I'm paying for the EMDR. I was on the NHS waiting list of CBT and just got worse and worse so with dh's blessing looked for someone privately. She happens to be a well qualified psychologist who started to suspect that all this was caused by trauma.

It is a slightly odd procedure as she will sit quite close to me and ask me to focus on a bad memory. She then helps me to name the feeling that matches the meory, eg 'helpless'. She then asks me to stay with that feeling and moves her hand quickly asking me to follow it with my eyes for about 15secs. She then asks what has come up now and I tell her and this is repeated. To my shock the worst memory I had related to ds's first 24 hours had faded to black and white after one session and it has stayed that way, filed in the past.

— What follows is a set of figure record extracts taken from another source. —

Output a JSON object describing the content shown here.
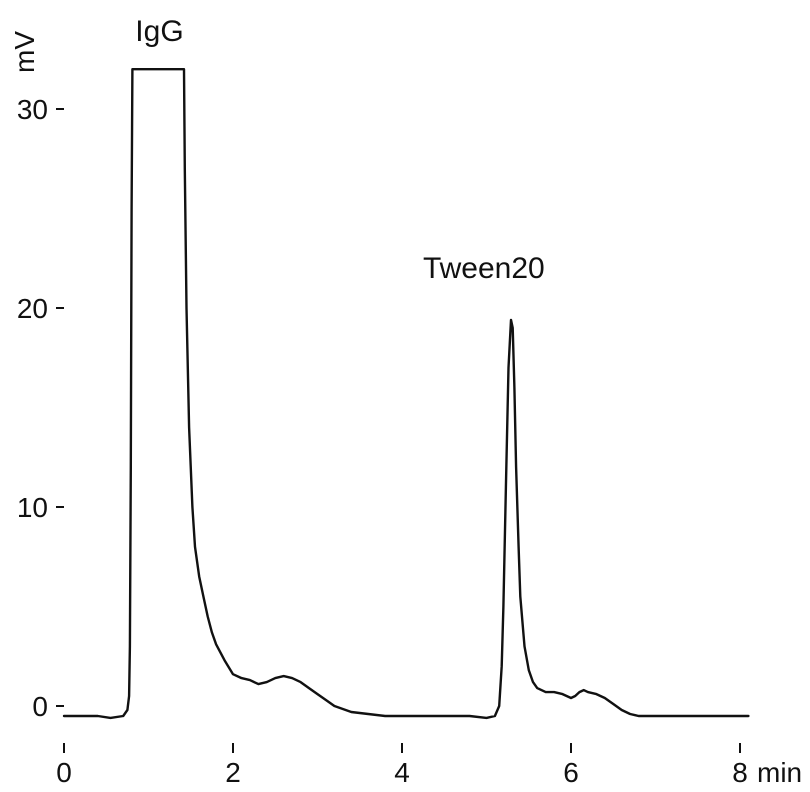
{
  "chart_data": {
    "type": "line",
    "title": "",
    "xlabel": "min",
    "ylabel": "mV",
    "xlim": [
      0,
      8.2
    ],
    "ylim": [
      -1,
      32
    ],
    "x_ticks": [
      0,
      2,
      4,
      6,
      8
    ],
    "x_tick_labels": [
      "0",
      "2",
      "4",
      "6",
      "8"
    ],
    "y_ticks": [
      0,
      10,
      20,
      30
    ],
    "y_tick_labels": [
      "0",
      "10",
      "20",
      "30"
    ],
    "grid": false,
    "legend": "none",
    "line_color": "#111111",
    "annotations": [
      {
        "text": "IgG",
        "x": 1.13,
        "y": 32
      },
      {
        "text": "Tween20",
        "x": 5.3,
        "y": 19.5
      }
    ],
    "series": [
      {
        "x": [
          0.0,
          0.2,
          0.4,
          0.55,
          0.7,
          0.75,
          0.77,
          0.78,
          0.79,
          0.8,
          0.81,
          0.82,
          1.42,
          1.43,
          1.45,
          1.48,
          1.52,
          1.55,
          1.6,
          1.65,
          1.7,
          1.75,
          1.8,
          1.9,
          2.0,
          2.1,
          2.2,
          2.3,
          2.4,
          2.5,
          2.6,
          2.7,
          2.8,
          2.9,
          3.0,
          3.1,
          3.2,
          3.4,
          3.6,
          3.8,
          4.0,
          4.2,
          4.4,
          4.6,
          4.8,
          5.0,
          5.1,
          5.15,
          5.18,
          5.2,
          5.23,
          5.26,
          5.29,
          5.31,
          5.33,
          5.35,
          5.38,
          5.4,
          5.45,
          5.5,
          5.55,
          5.6,
          5.7,
          5.8,
          5.9,
          6.0,
          6.05,
          6.1,
          6.15,
          6.2,
          6.3,
          6.4,
          6.5,
          6.6,
          6.7,
          6.8,
          7.0,
          7.2,
          7.4,
          7.6,
          7.8,
          8.0,
          8.1
        ],
        "y": [
          -0.5,
          -0.5,
          -0.5,
          -0.6,
          -0.5,
          -0.2,
          0.5,
          3.0,
          12.0,
          25.0,
          32.0,
          32.0,
          32.0,
          27.0,
          20.0,
          14.0,
          10.0,
          8.0,
          6.5,
          5.5,
          4.5,
          3.7,
          3.1,
          2.3,
          1.6,
          1.4,
          1.3,
          1.1,
          1.2,
          1.4,
          1.5,
          1.4,
          1.2,
          0.9,
          0.6,
          0.3,
          0.0,
          -0.3,
          -0.4,
          -0.5,
          -0.5,
          -0.5,
          -0.5,
          -0.5,
          -0.5,
          -0.6,
          -0.5,
          0.0,
          2.0,
          5.0,
          11.0,
          17.0,
          19.4,
          19.0,
          16.0,
          12.0,
          8.0,
          5.5,
          3.0,
          1.8,
          1.2,
          0.9,
          0.7,
          0.7,
          0.6,
          0.4,
          0.5,
          0.7,
          0.8,
          0.7,
          0.6,
          0.4,
          0.1,
          -0.2,
          -0.4,
          -0.5,
          -0.5,
          -0.5,
          -0.5,
          -0.5,
          -0.5,
          -0.5,
          -0.5
        ]
      }
    ]
  }
}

I have found it quite painless, if tiring. we are now using the same technique for the child abuse issues that underlie the reasons why I coped so badly with SCBU and this has at times been more painful, but it does work.

She costs £60 per hour by the way, which is not as much as some. Not something we can afford easily in the long run, but I won't have to see her for years on end and she's worth it.